1, 160 in faciem uertisse hominum ; sed et illa propago

contemptrix superum saeuaeque auidissima caedis

et uiolenta fuit : scires e sanguine natos.


Quae pater ut summa uidit Saturnius arce,

ingemit et facto nondum uulgata recenti
 
les transforma en êtres à face humaine. Mais cette génération elle aussi

méprisa les dieux et, particulièrement avide de carnage et de cruauté,

se livra à la violence : on pouvait voir qu'elle était née du sang.


Dès que le fils de Saturne, du haut de sa citadelle, voit ce spectacle,

il gémit et, se souvenant d'un fait récent, encore inconnu,
 
1, 165 foeda Lycaoniae referens conuiuia mensae

ingentes animo et dignas Ioue concipit iras

conciliumque uocat : tenuit mora nulla uocatos.

Est uia sublimis, caelo manifesta sereno ;

lactea nomen habet, candore notabilis ipso.
 
de l'infâme festin qui se déroula à la table de Lycaon,

il conçoit en son coeur une terrible colère, digne de Jupiter.

Il convoque son conseil, qui se réunit sans retard.

Il existe dans le ciel une route, bien visible par ciel serein ;

on l'appelle la Voie lactée, remarquable par sa blancheur même.
 
1, 170 Hac iter est superis ad magni tecta Tonantis

regalemque domum : dextra laeuaque deorum

atria nobilium ualuis celebrantur apertis.

Plebs habitat diuersa locis : hac parte potentes

caelicolae clarique suos posuere penates ;
 
Par cette route les dieux se rendent à la demeure du Grand Tonnant,

au palais royal. À droite et à gauche, par les portes ouvertes,

<on voit> les atriums des nobles dieux où l'on se presse ;

la plèbe habite divers lieux ; en face et autour <du palais>,

les dieux puissants ont installé leurs pénates.
 
1, 175 hic locus est, quem, si uerbis audacia detur,

haud timeam magni dixisse Palatia caeli.

Ergo ubi marmoreo superi sedere recessu,

celsior ipse loco sceptroque innixus eburno

terrificam capitis concussit terque quaterque
 
Cet endroit, si l'on me permet cette audace verbale,

je ne craindrais pas de l'appeler le Palatin céleste.

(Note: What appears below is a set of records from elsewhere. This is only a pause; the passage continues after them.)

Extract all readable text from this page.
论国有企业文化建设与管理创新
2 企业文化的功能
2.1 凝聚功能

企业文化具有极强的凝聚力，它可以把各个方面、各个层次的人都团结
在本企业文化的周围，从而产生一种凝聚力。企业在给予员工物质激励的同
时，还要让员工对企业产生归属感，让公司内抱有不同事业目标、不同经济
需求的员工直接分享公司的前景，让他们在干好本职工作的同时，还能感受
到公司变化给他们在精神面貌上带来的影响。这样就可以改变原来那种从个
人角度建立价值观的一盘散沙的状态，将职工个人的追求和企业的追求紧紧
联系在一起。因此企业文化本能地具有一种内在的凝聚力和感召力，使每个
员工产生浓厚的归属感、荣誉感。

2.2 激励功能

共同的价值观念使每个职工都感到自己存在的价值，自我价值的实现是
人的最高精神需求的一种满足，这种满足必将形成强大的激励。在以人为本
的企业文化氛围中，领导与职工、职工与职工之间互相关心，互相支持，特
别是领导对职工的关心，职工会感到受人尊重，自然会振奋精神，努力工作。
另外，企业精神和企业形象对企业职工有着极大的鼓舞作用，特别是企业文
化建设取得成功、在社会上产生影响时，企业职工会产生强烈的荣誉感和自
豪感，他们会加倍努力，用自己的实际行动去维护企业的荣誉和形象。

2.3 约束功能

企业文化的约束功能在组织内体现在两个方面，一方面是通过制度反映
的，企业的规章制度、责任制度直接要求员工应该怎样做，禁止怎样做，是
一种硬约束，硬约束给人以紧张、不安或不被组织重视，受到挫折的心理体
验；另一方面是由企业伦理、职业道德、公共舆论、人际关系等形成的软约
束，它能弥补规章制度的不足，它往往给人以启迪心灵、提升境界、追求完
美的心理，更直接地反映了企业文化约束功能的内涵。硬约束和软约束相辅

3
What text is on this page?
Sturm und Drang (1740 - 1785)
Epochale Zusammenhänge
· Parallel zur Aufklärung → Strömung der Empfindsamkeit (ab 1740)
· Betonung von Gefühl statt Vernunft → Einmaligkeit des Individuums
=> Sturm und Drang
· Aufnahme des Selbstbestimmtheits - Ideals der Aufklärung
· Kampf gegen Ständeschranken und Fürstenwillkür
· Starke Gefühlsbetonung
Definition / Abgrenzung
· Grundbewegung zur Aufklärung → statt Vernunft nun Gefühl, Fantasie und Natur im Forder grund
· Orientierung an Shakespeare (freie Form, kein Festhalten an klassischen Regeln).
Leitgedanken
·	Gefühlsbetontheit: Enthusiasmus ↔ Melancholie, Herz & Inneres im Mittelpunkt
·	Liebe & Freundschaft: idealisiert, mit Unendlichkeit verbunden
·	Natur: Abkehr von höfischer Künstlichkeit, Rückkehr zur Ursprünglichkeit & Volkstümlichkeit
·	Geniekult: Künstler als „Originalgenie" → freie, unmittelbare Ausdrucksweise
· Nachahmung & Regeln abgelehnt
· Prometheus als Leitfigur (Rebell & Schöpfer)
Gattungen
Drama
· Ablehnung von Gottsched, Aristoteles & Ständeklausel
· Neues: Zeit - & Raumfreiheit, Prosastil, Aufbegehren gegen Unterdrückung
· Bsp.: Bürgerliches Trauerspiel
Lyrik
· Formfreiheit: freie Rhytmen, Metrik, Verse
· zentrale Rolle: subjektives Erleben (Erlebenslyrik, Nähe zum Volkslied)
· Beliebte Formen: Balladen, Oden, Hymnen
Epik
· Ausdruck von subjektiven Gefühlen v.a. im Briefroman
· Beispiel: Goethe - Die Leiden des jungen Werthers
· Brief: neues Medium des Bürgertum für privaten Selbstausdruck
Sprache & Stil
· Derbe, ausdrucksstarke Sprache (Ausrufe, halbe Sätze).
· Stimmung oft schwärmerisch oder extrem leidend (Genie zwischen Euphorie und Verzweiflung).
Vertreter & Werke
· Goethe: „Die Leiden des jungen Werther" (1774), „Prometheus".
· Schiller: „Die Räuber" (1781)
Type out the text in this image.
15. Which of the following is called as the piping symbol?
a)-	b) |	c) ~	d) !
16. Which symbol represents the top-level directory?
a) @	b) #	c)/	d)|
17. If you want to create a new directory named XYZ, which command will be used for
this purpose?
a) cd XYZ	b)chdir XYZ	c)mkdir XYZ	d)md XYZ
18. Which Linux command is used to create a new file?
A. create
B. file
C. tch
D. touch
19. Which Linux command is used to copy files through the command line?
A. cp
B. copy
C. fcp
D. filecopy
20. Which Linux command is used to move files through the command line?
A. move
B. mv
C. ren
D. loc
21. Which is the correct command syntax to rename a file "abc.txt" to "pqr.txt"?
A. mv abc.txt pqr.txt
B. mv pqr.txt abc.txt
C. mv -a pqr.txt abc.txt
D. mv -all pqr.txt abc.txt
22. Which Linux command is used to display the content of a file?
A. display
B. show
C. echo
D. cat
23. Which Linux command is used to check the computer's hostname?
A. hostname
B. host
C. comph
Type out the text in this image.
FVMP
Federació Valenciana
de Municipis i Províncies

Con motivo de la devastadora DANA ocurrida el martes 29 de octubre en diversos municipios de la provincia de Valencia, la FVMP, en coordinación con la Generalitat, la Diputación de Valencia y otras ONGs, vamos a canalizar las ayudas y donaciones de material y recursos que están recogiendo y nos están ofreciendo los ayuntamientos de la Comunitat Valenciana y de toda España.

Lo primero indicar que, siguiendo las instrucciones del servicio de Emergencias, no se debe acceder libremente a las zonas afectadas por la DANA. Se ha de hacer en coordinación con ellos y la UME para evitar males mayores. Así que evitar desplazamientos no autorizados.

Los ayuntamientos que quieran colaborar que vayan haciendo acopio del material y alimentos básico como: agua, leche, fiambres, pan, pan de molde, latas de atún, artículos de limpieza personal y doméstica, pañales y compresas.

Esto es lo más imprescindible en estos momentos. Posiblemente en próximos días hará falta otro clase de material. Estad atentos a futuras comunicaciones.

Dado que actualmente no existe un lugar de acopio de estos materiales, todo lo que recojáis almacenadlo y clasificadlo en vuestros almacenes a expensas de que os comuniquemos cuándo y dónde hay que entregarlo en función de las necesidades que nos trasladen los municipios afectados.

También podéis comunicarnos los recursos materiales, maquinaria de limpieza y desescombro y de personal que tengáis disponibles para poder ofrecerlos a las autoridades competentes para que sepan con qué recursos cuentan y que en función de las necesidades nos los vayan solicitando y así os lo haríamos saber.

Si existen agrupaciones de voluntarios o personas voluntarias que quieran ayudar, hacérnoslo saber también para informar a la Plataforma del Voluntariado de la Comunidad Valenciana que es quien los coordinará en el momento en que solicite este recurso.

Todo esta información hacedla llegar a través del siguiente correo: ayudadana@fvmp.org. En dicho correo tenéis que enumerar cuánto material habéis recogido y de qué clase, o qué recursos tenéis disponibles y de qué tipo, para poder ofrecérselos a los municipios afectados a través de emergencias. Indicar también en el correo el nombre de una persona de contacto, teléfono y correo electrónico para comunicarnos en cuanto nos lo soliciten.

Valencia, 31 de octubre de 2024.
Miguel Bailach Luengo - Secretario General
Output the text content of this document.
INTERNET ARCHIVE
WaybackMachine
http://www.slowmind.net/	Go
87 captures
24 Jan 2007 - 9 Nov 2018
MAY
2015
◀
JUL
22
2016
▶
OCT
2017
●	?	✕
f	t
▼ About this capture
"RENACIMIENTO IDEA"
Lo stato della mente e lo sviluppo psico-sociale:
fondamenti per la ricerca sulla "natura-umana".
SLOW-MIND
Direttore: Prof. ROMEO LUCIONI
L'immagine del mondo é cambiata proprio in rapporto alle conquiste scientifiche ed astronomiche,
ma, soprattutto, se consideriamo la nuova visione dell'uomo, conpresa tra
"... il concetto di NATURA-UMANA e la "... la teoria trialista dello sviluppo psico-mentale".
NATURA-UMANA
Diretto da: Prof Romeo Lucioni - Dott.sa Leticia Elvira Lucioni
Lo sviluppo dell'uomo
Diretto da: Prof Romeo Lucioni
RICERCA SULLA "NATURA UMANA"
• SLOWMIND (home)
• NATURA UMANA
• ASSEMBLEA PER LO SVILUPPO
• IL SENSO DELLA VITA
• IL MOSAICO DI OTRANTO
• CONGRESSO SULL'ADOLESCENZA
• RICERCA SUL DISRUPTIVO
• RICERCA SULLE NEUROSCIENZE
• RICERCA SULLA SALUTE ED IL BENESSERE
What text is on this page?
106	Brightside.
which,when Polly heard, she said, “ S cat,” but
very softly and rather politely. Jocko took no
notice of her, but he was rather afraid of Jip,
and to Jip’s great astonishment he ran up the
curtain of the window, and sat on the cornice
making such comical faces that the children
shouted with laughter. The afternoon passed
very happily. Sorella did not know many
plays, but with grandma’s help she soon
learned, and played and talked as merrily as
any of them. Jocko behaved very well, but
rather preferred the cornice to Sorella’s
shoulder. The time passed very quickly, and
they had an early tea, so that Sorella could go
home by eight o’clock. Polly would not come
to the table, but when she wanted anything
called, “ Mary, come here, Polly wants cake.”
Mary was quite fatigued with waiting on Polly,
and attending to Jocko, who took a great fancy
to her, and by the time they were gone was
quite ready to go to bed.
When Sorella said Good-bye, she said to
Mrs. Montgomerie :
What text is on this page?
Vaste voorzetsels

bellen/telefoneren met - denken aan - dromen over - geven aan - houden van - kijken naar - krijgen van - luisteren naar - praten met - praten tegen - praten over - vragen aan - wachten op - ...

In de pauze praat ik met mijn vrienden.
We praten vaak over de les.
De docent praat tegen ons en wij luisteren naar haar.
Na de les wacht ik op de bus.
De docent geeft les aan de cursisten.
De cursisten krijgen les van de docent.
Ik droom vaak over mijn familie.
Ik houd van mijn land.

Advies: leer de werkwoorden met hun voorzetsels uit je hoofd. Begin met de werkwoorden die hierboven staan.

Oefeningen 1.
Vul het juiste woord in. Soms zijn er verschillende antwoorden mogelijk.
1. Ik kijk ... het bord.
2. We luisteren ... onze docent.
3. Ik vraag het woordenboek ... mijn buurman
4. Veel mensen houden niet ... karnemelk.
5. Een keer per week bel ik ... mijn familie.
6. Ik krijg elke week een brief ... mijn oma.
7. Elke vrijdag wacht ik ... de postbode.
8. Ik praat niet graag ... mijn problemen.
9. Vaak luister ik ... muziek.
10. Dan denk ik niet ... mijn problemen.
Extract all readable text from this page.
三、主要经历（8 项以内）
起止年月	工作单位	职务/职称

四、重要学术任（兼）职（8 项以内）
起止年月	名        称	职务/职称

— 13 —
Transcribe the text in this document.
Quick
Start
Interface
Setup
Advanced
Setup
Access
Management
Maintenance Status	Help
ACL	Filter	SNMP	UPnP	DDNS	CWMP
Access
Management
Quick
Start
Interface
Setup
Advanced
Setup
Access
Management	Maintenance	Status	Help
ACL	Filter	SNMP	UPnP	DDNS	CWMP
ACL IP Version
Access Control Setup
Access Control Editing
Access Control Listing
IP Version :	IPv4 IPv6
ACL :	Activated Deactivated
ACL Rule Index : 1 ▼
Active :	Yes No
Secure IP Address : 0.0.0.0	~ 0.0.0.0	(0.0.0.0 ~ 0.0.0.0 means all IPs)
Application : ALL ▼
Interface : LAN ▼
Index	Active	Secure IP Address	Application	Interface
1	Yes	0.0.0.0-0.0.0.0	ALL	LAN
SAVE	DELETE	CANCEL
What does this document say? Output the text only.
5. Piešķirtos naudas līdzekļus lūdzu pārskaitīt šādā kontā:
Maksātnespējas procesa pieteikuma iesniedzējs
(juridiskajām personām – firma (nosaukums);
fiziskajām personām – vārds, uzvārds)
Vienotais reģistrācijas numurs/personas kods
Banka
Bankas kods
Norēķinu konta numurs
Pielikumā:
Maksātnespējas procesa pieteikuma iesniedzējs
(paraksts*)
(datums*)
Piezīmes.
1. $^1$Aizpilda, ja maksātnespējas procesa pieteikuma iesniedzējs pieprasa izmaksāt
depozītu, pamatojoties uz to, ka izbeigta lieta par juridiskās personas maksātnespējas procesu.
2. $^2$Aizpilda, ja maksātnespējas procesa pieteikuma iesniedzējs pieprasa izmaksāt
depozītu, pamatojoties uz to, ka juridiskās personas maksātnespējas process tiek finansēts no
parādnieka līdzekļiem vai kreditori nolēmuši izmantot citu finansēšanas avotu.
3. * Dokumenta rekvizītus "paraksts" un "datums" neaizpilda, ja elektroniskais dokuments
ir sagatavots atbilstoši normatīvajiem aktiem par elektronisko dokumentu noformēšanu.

Une fois les dieux installés dans leur retraite de marbre,

Jupiter, sur le trône le plus élevé, appuyé sur son sceptre d'ivoire,

agita trois ou quatre fois la chevelure redoutable couvrant sa tête,
 
1, 180 caesariem, cum qua terram, mare, sidera mouit.

Talibus inde modis ora indignantia soluit :

« Non ego pro mundi regno magis anxius illa

tempestate fui, qua centum quisque parabat

inicere anguipedum captiuo bracchia caelo.
 
ce qui ébranla la terre, la mer et les astres.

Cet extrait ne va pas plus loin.